Research Paper Volume 16, Issue 3 pp 2989—3006
Minocycline alleviates LPS-induced cognitive dysfunction in mice by inhibiting the NLRP3/caspase-1 pathway
- 1 Department of Anesthesiology, The Second Affiliated Hospital of Nanchang University, Nanchang, China
- 2 Department of Cardiovascular Medicine, The Second Affiliated Hospital of Nanchang University, Nanchang, China
- 3 Jiangxi Key Laboratory of Molecular Medicine, The Second Affiliated Hospital of Nanchang University, Nanchang, China
Received: August 4, 2023 Accepted: December 6, 2023 Published: February 6, 2024
https://doi.org/10.18632/aging.205528How to Cite
Copyright: © 2024 Zhan et al. This is an open access article distributed under the terms of the Creative Commons Attribution License (CC BY 4.0), which permits unrestricted use, distribution, and reproduction in any medium, provided the original author and source are credited.
Abstract
Background: Growing experimental evidence indicates that cognitive impairment is linked to neuroinflammation. Minocycline (MINO), an antibiotic known for its anti-inflammatory, has shown promise in alleviating cognitive impairment. Nonetheless, the exact mechanism through which MINO improves cognitive impairment is not yet understood.

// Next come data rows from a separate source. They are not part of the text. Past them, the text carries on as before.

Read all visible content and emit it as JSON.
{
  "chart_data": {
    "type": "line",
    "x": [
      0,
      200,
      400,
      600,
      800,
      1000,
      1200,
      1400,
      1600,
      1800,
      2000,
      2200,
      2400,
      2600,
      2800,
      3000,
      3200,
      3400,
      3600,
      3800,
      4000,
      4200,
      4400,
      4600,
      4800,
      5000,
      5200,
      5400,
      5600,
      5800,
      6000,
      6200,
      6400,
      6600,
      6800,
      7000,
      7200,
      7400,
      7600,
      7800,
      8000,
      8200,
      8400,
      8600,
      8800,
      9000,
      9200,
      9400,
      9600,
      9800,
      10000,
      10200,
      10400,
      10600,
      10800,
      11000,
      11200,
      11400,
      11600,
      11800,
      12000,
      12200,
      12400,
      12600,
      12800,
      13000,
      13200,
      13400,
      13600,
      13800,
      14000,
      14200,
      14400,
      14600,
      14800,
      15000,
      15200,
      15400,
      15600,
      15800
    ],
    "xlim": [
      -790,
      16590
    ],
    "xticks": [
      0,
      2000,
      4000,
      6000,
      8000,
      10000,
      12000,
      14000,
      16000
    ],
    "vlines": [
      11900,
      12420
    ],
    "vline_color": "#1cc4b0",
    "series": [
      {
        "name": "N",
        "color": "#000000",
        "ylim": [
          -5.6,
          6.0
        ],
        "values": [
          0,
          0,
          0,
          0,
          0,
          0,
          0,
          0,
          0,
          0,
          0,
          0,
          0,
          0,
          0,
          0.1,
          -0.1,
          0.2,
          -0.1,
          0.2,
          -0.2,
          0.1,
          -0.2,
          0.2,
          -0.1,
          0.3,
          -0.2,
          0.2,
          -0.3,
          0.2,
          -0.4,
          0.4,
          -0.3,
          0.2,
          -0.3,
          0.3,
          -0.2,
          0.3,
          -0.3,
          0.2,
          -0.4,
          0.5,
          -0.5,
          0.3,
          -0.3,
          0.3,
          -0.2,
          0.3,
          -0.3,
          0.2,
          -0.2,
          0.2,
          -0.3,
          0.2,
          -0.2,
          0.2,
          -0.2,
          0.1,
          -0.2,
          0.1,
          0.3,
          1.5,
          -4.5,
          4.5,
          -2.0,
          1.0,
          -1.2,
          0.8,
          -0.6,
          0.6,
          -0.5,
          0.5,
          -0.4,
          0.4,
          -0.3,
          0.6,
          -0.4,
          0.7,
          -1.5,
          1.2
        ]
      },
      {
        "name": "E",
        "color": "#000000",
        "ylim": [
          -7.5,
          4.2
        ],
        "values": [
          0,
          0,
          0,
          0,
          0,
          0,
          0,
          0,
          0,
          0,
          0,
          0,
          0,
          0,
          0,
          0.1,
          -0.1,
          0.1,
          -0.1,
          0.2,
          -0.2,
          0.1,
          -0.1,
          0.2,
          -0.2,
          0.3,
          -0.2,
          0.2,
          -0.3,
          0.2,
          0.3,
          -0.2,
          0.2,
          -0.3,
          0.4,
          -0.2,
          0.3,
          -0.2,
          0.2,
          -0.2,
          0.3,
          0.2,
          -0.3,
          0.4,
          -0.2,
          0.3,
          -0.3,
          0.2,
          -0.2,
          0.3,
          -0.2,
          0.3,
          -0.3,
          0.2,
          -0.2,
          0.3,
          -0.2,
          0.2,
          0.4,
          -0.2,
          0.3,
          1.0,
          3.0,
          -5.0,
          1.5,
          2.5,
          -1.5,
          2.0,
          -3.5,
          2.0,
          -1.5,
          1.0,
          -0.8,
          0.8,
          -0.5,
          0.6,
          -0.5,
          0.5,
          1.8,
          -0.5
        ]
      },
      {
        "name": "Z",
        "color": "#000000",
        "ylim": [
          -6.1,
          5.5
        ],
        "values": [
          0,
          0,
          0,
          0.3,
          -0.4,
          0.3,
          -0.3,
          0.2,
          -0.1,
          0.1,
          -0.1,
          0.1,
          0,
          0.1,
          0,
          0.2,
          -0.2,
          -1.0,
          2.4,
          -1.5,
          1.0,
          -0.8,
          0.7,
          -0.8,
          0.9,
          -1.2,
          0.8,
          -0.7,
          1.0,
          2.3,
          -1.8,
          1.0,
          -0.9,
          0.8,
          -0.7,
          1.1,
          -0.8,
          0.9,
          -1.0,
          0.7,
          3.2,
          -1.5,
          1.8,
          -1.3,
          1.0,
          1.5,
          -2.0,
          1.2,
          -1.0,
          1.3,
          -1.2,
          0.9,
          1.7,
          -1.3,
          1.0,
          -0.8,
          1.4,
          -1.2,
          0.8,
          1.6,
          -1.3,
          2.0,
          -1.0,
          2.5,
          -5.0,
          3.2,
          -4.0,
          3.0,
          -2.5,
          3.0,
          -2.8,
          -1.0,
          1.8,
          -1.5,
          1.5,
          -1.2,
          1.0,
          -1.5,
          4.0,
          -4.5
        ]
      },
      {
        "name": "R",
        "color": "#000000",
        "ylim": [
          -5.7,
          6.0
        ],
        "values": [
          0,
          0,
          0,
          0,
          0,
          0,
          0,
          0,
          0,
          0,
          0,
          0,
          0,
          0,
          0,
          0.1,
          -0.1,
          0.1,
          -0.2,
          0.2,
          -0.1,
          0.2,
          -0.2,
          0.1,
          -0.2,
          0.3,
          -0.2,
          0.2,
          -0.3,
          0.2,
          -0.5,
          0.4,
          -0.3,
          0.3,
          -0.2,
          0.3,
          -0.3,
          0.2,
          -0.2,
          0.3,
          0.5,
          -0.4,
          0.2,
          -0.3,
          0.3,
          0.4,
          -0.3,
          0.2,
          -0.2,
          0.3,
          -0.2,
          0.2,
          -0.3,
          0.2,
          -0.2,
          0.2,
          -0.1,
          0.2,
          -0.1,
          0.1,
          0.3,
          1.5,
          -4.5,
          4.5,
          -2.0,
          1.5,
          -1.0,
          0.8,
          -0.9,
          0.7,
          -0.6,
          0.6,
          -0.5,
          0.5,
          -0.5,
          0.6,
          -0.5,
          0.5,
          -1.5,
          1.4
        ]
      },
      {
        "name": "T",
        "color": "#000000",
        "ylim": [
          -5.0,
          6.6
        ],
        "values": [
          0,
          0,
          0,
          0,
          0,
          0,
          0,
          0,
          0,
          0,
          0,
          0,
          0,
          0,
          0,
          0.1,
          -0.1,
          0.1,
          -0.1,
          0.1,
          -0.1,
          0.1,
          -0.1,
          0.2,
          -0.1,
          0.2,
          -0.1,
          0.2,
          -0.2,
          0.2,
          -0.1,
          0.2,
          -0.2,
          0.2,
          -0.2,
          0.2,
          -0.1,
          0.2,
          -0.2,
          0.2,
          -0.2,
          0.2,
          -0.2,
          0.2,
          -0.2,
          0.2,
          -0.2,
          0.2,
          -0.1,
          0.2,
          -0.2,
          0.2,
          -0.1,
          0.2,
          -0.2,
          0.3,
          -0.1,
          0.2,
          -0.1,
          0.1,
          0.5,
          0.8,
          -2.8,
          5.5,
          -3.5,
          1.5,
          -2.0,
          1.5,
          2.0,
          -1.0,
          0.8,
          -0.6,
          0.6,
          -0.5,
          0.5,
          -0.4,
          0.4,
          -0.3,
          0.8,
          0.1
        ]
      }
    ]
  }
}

Methods: A neuroinflammatory model was establish by utilizing lipopolysaccharide. The assessment of mice's cognitive and learning abilities was conducted through the MWM and Y-maze tests. The evaluation of hippocampal neuronal injury and microglial activation were achieved by performing HE staining and IHC, respectively. To evaluate BV2 cell viability and apoptosis, the CCK-8 and Hoechst 33342/PI staining assays were employed. In order to assess the protein and RNA expression levels of NLRP3, caspase-1, IL-1β, IL-18, Iba-1, and Bcl2/Bax, WB and RT-qPCR were utilized. Additionally, the inhibitory effect of MINO on apoptosis by targeting the NLRP3/caspase-1 pathway was investigated using Nigericin.
Results: MINO was effective in reducing the time it took for mice to escape from the test, increasing the number of platforms they crossed, and mitigating damage to the hippocampus while also suppressing microglial activation and the expression of Iba-1 in a neuroinflammatory model caused by LPS. Furthermore, MINO improved the viability of BV2 cell and reduced apoptosis. It also had the effect of reducing the expression levels of NLRP3/Caspase-1, IL-1β, IL-18, and BAX, while upregulating the expression of Bcl2. Additionally, MINO was found to downregulate the NLRP3 expression, which is specifically activated by nigericin.
Conclusion: The protective effect of MINO relies on the crucial involvement of the NLRP3/caspase-1 pathway.